はじめに、今年度から中学校において武道の必修が義務化されることとなった背景には、我が国固有の伝統と文化に触れることにより「武道のよさ」である
1.人間教育を目指す教育的意義
2.「礼法」の重視
3.「道」を共に学び合う精神
4.国際社会において世界に生きる日本人の文化を学ぶこと
による、幅広い領域の学習や体験をすることを挙げ、柔道家でもあり教育者である立場から「競技柔道」と「教材柔道」について話していきたいと述べられました。
世間では、課外活動での柔道(競技柔道)の指導方法による勝つための柔道が多く、柔道=危険というイメージがありますが、学校体育の柔道(教材柔道)は、「柔道」の創始者である嘉納治五郎先生の柔道理念「精力善用」・「自他共栄」こそが学校教育に必要な要素であると言われました。
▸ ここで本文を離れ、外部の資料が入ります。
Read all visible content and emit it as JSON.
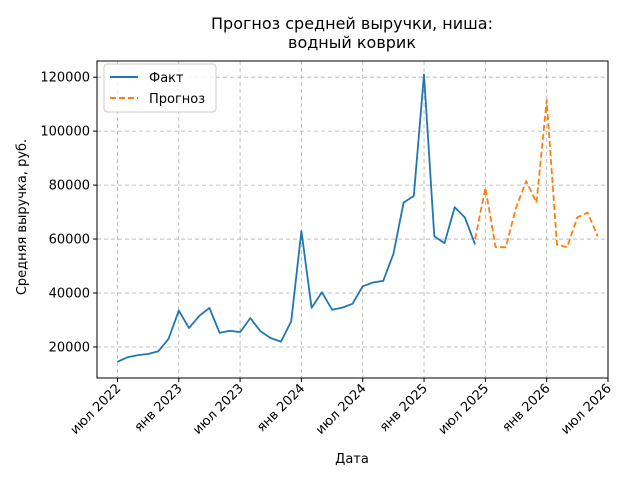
{
  "chart_data": {
    "type": "line",
    "title": "Прогноз средней выручки, ниша:\nводный коврик",
    "xlabel": "Дата",
    "ylabel": "Средняя выручка, руб.",
    "x_tick_labels": [
      "июл 2022",
      "янв 2023",
      "июл 2023",
      "янв 2024",
      "июл 2024",
      "янв 2025",
      "июл 2025",
      "янв 2026",
      "июл 2026"
    ],
    "x_tick_dates": [
      "2022-07",
      "2023-01",
      "2023-07",
      "2024-01",
      "2024-07",
      "2025-01",
      "2025-07",
      "2026-01",
      "2026-07"
    ],
    "xlim": [
      "2022-05",
      "2026-07"
    ],
    "y_ticks": [
      20000,
      40000,
      60000,
      80000,
      100000,
      120000
    ],
    "ylim": [
      8500,
      126000
    ],
    "grid": true,
    "legend_position": "top-left",
    "series": [
      {
        "name": "Факт",
        "style": "solid",
        "color": "#1f77b4",
        "x": [
          "2022-07",
          "2022-08",
          "2022-09",
          "2022-10",
          "2022-11",
          "2022-12",
          "2023-01",
          "2023-02",
          "2023-03",
          "2023-04",
          "2023-05",
          "2023-06",
          "2023-07",
          "2023-08",
          "2023-09",
          "2023-10",
          "2023-11",
          "2023-12",
          "2024-01",
          "2024-02",
          "2024-03",
          "2024-04",
          "2024-05",
          "2024-06",
          "2024-07",
          "2024-08",
          "2024-09",
          "2024-10",
          "2024-11",
          "2024-12",
          "2025-01",
          "2025-02",
          "2025-03",
          "2025-04",
          "2025-05",
          "2025-06"
        ],
        "values": [
          14500,
          16200,
          17000,
          17400,
          18400,
          23000,
          33500,
          27000,
          31500,
          34500,
          25200,
          26000,
          25500,
          30700,
          25800,
          23300,
          22000,
          29500,
          63000,
          34500,
          40300,
          33800,
          34600,
          36000,
          42500,
          43900,
          44500,
          54500,
          73500,
          76000,
          121000,
          61000,
          58500,
          71800,
          68000,
          58000
        ]
      },
      {
        "name": "Прогноз",
        "style": "dashed",
        "color": "#ff7f0e",
        "x": [
          "2025-06",
          "2025-07",
          "2025-08",
          "2025-09",
          "2025-10",
          "2025-11",
          "2025-12",
          "2026-01",
          "2026-02",
          "2026-03",
          "2026-04",
          "2026-05",
          "2026-06"
        ],
        "values": [
          60000,
          79000,
          57000,
          57000,
          71500,
          81500,
          73500,
          111500,
          58000,
          57000,
          68000,
          69800,
          61000
        ]
      }
    ]
  }
}
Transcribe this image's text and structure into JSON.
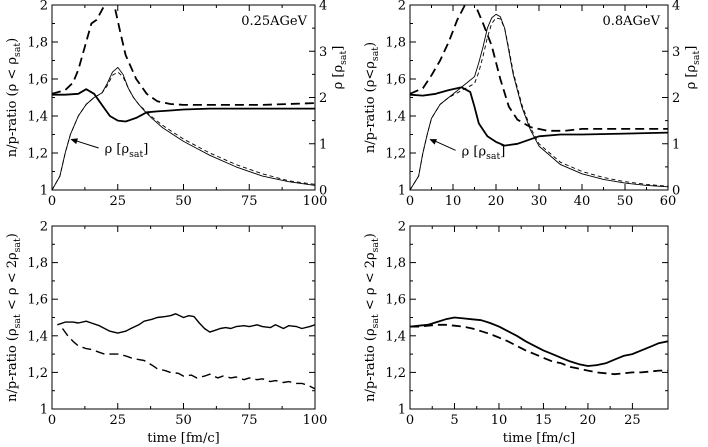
{
  "figure": {
    "label_energy": "E_beam",
    "xlabel": "time [fm/c]"
  },
  "chart_data": [
    {
      "id": "top-left",
      "type": "line",
      "title": "0.25AGeV",
      "xlabel": "",
      "ylabel": "n/p-ratio (ρ < ρ",
      "ylabel_sub": "sat",
      "ylabel_tail": ")",
      "y2label": "ρ [ρ",
      "y2label_sub": "sat",
      "y2label_tail": "]",
      "xlim": [
        0,
        100
      ],
      "ylim": [
        1,
        2
      ],
      "y2lim": [
        0,
        4
      ],
      "xticks": [
        0,
        25,
        50,
        75,
        100
      ],
      "yticks": [
        "1",
        "1,2",
        "1,4",
        "1,6",
        "1,8",
        "2"
      ],
      "y2ticks": [
        "0",
        "1",
        "2",
        "3",
        "4"
      ],
      "annotation": {
        "text": "ρ [ρ",
        "sub": "sat",
        "tail": "]",
        "arrow_to_x": 7,
        "arrow_to_y2": 1.1,
        "text_x": 20,
        "text_y2": 0.8
      },
      "series": [
        {
          "name": "n/p-ratio solid",
          "axis": "y",
          "style": "solid",
          "width": 1.8,
          "x": [
            0,
            5,
            10,
            13,
            16,
            18,
            20,
            22,
            25,
            28,
            32,
            36,
            40,
            45,
            50,
            60,
            70,
            80,
            90,
            100
          ],
          "y": [
            1.515,
            1.515,
            1.52,
            1.545,
            1.52,
            1.48,
            1.44,
            1.4,
            1.375,
            1.37,
            1.39,
            1.42,
            1.425,
            1.43,
            1.435,
            1.44,
            1.44,
            1.44,
            1.44,
            1.44
          ]
        },
        {
          "name": "n/p-ratio dashed",
          "axis": "y",
          "style": "dashed",
          "width": 1.8,
          "x": [
            0,
            5,
            8,
            10,
            13,
            15,
            17,
            20,
            22,
            24,
            26,
            28,
            32,
            36,
            40,
            45,
            50,
            60,
            70,
            80,
            90,
            100
          ],
          "y": [
            1.52,
            1.54,
            1.58,
            1.65,
            1.8,
            1.9,
            1.92,
            2.0,
            2.02,
            1.98,
            1.85,
            1.73,
            1.6,
            1.52,
            1.48,
            1.465,
            1.46,
            1.46,
            1.46,
            1.46,
            1.465,
            1.47
          ]
        },
        {
          "name": "density solid",
          "axis": "y2",
          "style": "solid",
          "width": 0.9,
          "x": [
            0,
            3,
            5,
            7,
            10,
            13,
            16,
            19,
            21,
            23,
            25,
            27,
            29,
            31,
            33,
            35,
            38,
            42,
            46,
            50,
            55,
            60,
            70,
            80,
            90,
            100
          ],
          "y": [
            0,
            0.3,
            0.8,
            1.2,
            1.6,
            1.85,
            2.0,
            2.1,
            2.3,
            2.55,
            2.65,
            2.5,
            2.2,
            2.0,
            1.85,
            1.72,
            1.55,
            1.35,
            1.2,
            1.05,
            0.9,
            0.75,
            0.5,
            0.3,
            0.18,
            0.1
          ]
        },
        {
          "name": "density dashed",
          "axis": "y2",
          "style": "dashed-thin",
          "width": 0.9,
          "x": [
            0,
            3,
            5,
            7,
            10,
            13,
            16,
            19,
            21,
            23,
            25,
            27,
            29,
            31,
            33,
            35,
            38,
            42,
            46,
            50,
            55,
            60,
            70,
            80,
            90,
            100
          ],
          "y": [
            0,
            0.3,
            0.8,
            1.2,
            1.6,
            1.85,
            2.0,
            2.1,
            2.25,
            2.48,
            2.55,
            2.45,
            2.2,
            2.0,
            1.85,
            1.74,
            1.58,
            1.4,
            1.25,
            1.1,
            0.95,
            0.8,
            0.55,
            0.35,
            0.2,
            0.12
          ]
        }
      ]
    },
    {
      "id": "top-right",
      "type": "line",
      "title": "0.8AGeV",
      "xlabel": "",
      "ylabel": "n/p-ratio (ρ<ρ",
      "ylabel_sub": "sat",
      "ylabel_tail": ")",
      "y2label": "ρ [ρ",
      "y2label_sub": "sat",
      "y2label_tail": "]",
      "xlim": [
        0,
        60
      ],
      "ylim": [
        1,
        2
      ],
      "y2lim": [
        0,
        4
      ],
      "xticks": [
        0,
        10,
        20,
        30,
        40,
        50,
        60
      ],
      "yticks": [
        "1",
        "1,2",
        "1,4",
        "1,6",
        "1,8",
        "2"
      ],
      "y2ticks": [
        "0",
        "1",
        "2",
        "3",
        "4"
      ],
      "annotation": {
        "text": "ρ [ρ",
        "sub": "sat",
        "tail": "]",
        "arrow_to_x": 4.5,
        "arrow_to_y2": 1.1,
        "text_x": 12,
        "text_y2": 0.75
      },
      "series": [
        {
          "name": "n/p-ratio solid",
          "axis": "y",
          "style": "solid",
          "width": 1.8,
          "x": [
            0,
            3,
            6,
            9,
            12,
            14,
            15,
            16,
            18,
            20,
            22,
            25,
            30,
            35,
            40,
            50,
            60
          ],
          "y": [
            1.515,
            1.51,
            1.52,
            1.54,
            1.555,
            1.53,
            1.45,
            1.36,
            1.29,
            1.26,
            1.24,
            1.25,
            1.29,
            1.3,
            1.3,
            1.305,
            1.31
          ]
        },
        {
          "name": "n/p-ratio dashed",
          "axis": "y",
          "style": "dashed",
          "width": 1.8,
          "x": [
            0,
            3,
            5,
            7,
            9,
            11,
            13,
            14,
            15,
            17,
            19,
            21,
            23,
            25,
            28,
            32,
            36,
            40,
            50,
            60
          ],
          "y": [
            1.52,
            1.55,
            1.62,
            1.7,
            1.8,
            1.92,
            2.01,
            2.02,
            2.01,
            1.9,
            1.78,
            1.6,
            1.45,
            1.38,
            1.34,
            1.32,
            1.32,
            1.33,
            1.33,
            1.33
          ]
        },
        {
          "name": "density solid",
          "axis": "y2",
          "style": "solid",
          "width": 0.9,
          "x": [
            0,
            2,
            3,
            4,
            5,
            7,
            9,
            11,
            13,
            15,
            16,
            17,
            18,
            19,
            20,
            21,
            22,
            23,
            24,
            26,
            28,
            30,
            35,
            40,
            45,
            50,
            55,
            60
          ],
          "y": [
            0,
            0.3,
            0.8,
            1.2,
            1.55,
            1.85,
            2.0,
            2.15,
            2.3,
            2.45,
            2.75,
            3.1,
            3.5,
            3.72,
            3.8,
            3.75,
            3.5,
            3.0,
            2.5,
            1.8,
            1.3,
            0.95,
            0.55,
            0.35,
            0.23,
            0.15,
            0.1,
            0.07
          ]
        },
        {
          "name": "density dashed",
          "axis": "y2",
          "style": "dashed-thin",
          "width": 0.9,
          "x": [
            0,
            2,
            3,
            4,
            5,
            7,
            9,
            11,
            13,
            15,
            16,
            17,
            18,
            19,
            20,
            21,
            22,
            23,
            24,
            26,
            28,
            30,
            35,
            40,
            45,
            50,
            55,
            60
          ],
          "y": [
            0,
            0.3,
            0.8,
            1.2,
            1.55,
            1.85,
            2.0,
            2.1,
            2.2,
            2.3,
            2.55,
            2.9,
            3.3,
            3.6,
            3.72,
            3.7,
            3.5,
            3.05,
            2.55,
            1.85,
            1.35,
            1.0,
            0.6,
            0.4,
            0.27,
            0.18,
            0.12,
            0.08
          ]
        }
      ]
    },
    {
      "id": "bottom-left",
      "type": "line",
      "title": "",
      "xlabel": "time [fm/c]",
      "ylabel": "n/p-ratio (ρ",
      "ylabel_sub": "sat",
      "ylabel_mid": " < ρ < 2ρ",
      "ylabel_sub2": "sat",
      "ylabel_tail": ")",
      "xlim": [
        0,
        100
      ],
      "ylim": [
        1,
        2
      ],
      "xticks": [
        0,
        25,
        50,
        75,
        100
      ],
      "yticks": [
        "1",
        "1,2",
        "1,4",
        "1,6",
        "1,8",
        "2"
      ],
      "series": [
        {
          "name": "n/p-ratio solid",
          "axis": "y",
          "style": "solid",
          "width": 1.4,
          "x": [
            2,
            5,
            8,
            10,
            13,
            15,
            18,
            20,
            22,
            25,
            28,
            30,
            33,
            35,
            38,
            40,
            43,
            45,
            47,
            50,
            52,
            54,
            56,
            58,
            60,
            62,
            64,
            66,
            68,
            70,
            73,
            75,
            78,
            80,
            83,
            85,
            88,
            90,
            93,
            95,
            98,
            100
          ],
          "y": [
            1.46,
            1.475,
            1.475,
            1.47,
            1.48,
            1.47,
            1.455,
            1.44,
            1.425,
            1.415,
            1.425,
            1.44,
            1.46,
            1.48,
            1.49,
            1.5,
            1.505,
            1.51,
            1.52,
            1.5,
            1.51,
            1.505,
            1.47,
            1.44,
            1.42,
            1.43,
            1.44,
            1.445,
            1.44,
            1.45,
            1.455,
            1.45,
            1.46,
            1.45,
            1.445,
            1.46,
            1.44,
            1.455,
            1.45,
            1.44,
            1.45,
            1.46
          ]
        },
        {
          "name": "n/p-ratio dashed",
          "axis": "y",
          "style": "dashed",
          "width": 1.4,
          "x": [
            4,
            6,
            8,
            10,
            13,
            15,
            18,
            20,
            23,
            25,
            28,
            30,
            33,
            35,
            38,
            40,
            43,
            45,
            48,
            50,
            53,
            55,
            58,
            60,
            63,
            65,
            68,
            70,
            73,
            75,
            78,
            80,
            83,
            85,
            88,
            90,
            93,
            95,
            98,
            100
          ],
          "y": [
            1.44,
            1.4,
            1.37,
            1.345,
            1.33,
            1.325,
            1.31,
            1.3,
            1.3,
            1.3,
            1.29,
            1.28,
            1.27,
            1.265,
            1.24,
            1.22,
            1.21,
            1.2,
            1.195,
            1.18,
            1.185,
            1.17,
            1.18,
            1.19,
            1.17,
            1.18,
            1.17,
            1.175,
            1.16,
            1.17,
            1.16,
            1.165,
            1.15,
            1.155,
            1.145,
            1.15,
            1.14,
            1.14,
            1.125,
            1.11
          ]
        }
      ]
    },
    {
      "id": "bottom-right",
      "type": "line",
      "title": "",
      "xlabel": "time [fm/c]",
      "ylabel": "n/p-ratio (ρ",
      "ylabel_sub": "sat",
      "ylabel_mid": " < ρ < 2ρ",
      "ylabel_sub2": "sat",
      "ylabel_tail": ")",
      "xlim": [
        0,
        29
      ],
      "ylim": [
        1,
        2
      ],
      "xticks": [
        0,
        5,
        10,
        15,
        20,
        25
      ],
      "yticks": [
        "1",
        "1,2",
        "1,4",
        "1,6",
        "1,8",
        "2"
      ],
      "series": [
        {
          "name": "n/p-ratio solid",
          "axis": "y",
          "style": "solid",
          "width": 1.8,
          "x": [
            0,
            1,
            2,
            3,
            4,
            5,
            6,
            7,
            8,
            9,
            10,
            11,
            12,
            13,
            14,
            15,
            16,
            17,
            18,
            19,
            20,
            21,
            22,
            23,
            24,
            25,
            26,
            27,
            28,
            29
          ],
          "y": [
            1.45,
            1.455,
            1.46,
            1.475,
            1.49,
            1.5,
            1.495,
            1.49,
            1.485,
            1.47,
            1.45,
            1.425,
            1.4,
            1.37,
            1.345,
            1.32,
            1.3,
            1.28,
            1.26,
            1.245,
            1.235,
            1.24,
            1.25,
            1.27,
            1.29,
            1.3,
            1.32,
            1.34,
            1.36,
            1.37
          ]
        },
        {
          "name": "n/p-ratio dashed",
          "axis": "y",
          "style": "dashed",
          "width": 1.8,
          "x": [
            0,
            1,
            2,
            3,
            4,
            5,
            6,
            7,
            8,
            9,
            10,
            11,
            12,
            13,
            14,
            15,
            16,
            17,
            18,
            19,
            20,
            21,
            22,
            23,
            24,
            25,
            26,
            27,
            28,
            29
          ],
          "y": [
            1.45,
            1.45,
            1.455,
            1.46,
            1.46,
            1.455,
            1.45,
            1.44,
            1.425,
            1.41,
            1.39,
            1.37,
            1.345,
            1.32,
            1.3,
            1.28,
            1.26,
            1.25,
            1.23,
            1.22,
            1.21,
            1.2,
            1.195,
            1.19,
            1.195,
            1.2,
            1.2,
            1.205,
            1.21,
            1.21
          ]
        }
      ]
    }
  ]
}
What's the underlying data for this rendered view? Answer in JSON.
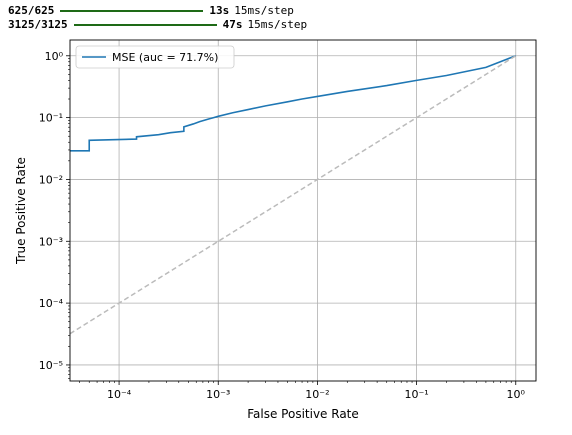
{
  "console": {
    "lines": [
      {
        "steps": "625/625",
        "elapsed": "13s",
        "rate": "15ms/step",
        "progress": 1.0
      },
      {
        "steps": "3125/3125",
        "elapsed": "47s",
        "rate": "15ms/step",
        "progress": 1.0
      }
    ],
    "bar_color": "#1e6a16"
  },
  "chart_data": {
    "type": "line",
    "xlabel": "False Positive Rate",
    "ylabel": "True Positive Rate",
    "xscale": "log",
    "yscale": "log",
    "xlim": [
      3.2e-05,
      1.6
    ],
    "ylim": [
      5.5e-06,
      1.8
    ],
    "xticks": [
      {
        "value": 0.0001,
        "label": "10⁻⁴"
      },
      {
        "value": 0.001,
        "label": "10⁻³"
      },
      {
        "value": 0.01,
        "label": "10⁻²"
      },
      {
        "value": 0.1,
        "label": "10⁻¹"
      },
      {
        "value": 1,
        "label": "10⁰"
      }
    ],
    "yticks": [
      {
        "value": 1e-05,
        "label": "10⁻⁵"
      },
      {
        "value": 0.0001,
        "label": "10⁻⁴"
      },
      {
        "value": 0.001,
        "label": "10⁻³"
      },
      {
        "value": 0.01,
        "label": "10⁻²"
      },
      {
        "value": 0.1,
        "label": "10⁻¹"
      },
      {
        "value": 1,
        "label": "10⁰"
      }
    ],
    "grid": true,
    "legend_position": "top-left",
    "series": [
      {
        "name": "MSE (auc = 71.7%)",
        "color": "#1f77b4",
        "x": [
          3.2e-05,
          5e-05,
          5e-05,
          0.00015,
          0.00015,
          0.00025,
          0.00033,
          0.00045,
          0.00045,
          0.00056,
          0.00065,
          0.0008,
          0.0009,
          0.001,
          0.0014,
          0.002,
          0.003,
          0.005,
          0.007,
          0.01,
          0.02,
          0.05,
          0.1,
          0.2,
          0.5,
          1.0
        ],
        "y": [
          0.029,
          0.029,
          0.043,
          0.045,
          0.049,
          0.053,
          0.057,
          0.06,
          0.071,
          0.079,
          0.086,
          0.095,
          0.1,
          0.105,
          0.12,
          0.135,
          0.155,
          0.18,
          0.2,
          0.22,
          0.265,
          0.33,
          0.4,
          0.48,
          0.65,
          1.0
        ]
      },
      {
        "name": "",
        "color": "#bbbbbb",
        "dashed": true,
        "x": [
          3.2e-05,
          1.0
        ],
        "y": [
          3.2e-05,
          1.0
        ]
      }
    ]
  }
}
「精力善用」:心身の持つすべての力を最大限に生かして、社会のために善い方向に用いる。
「自他共栄」:相手に対し敬い、感謝することで、信頼し合い、助け合う心を育み、自分だけでなく他人と共に栄えある世の中にしよう。
この教材柔道を行えば、生命に関わるような危険はなく、弱い者が強い者を投げたりして体力の差を補いながら相手を思いやること、「礼法」「強さ」「賢さ」 「優しさ」を身に付けること、優しさは強さの裏返しであること等を学ぶことができると「柔ちゃん」にたとえて話されました。
また、共に全日本のコーチを務めた金メダリストの古賀稔彦さんは、柔道は相手を痛めつけるものではなく、いかに相手に痛い思いをさせずに(怪我をさせず に)投げるかが大事であるとおっしゃっていたなど、武道を極めた一流の選手は、相手の事を常に考えているエピソードの披露がありました。
ここに書ききれない、世界を相手に活躍されている出口先生の経験や柔道の精神を聞くことができ、ぜひPTAの皆さんに聞いていただきたいと思いました。
日本の柔道が、世界約200カ国で行われている理由が見えたような講座でした。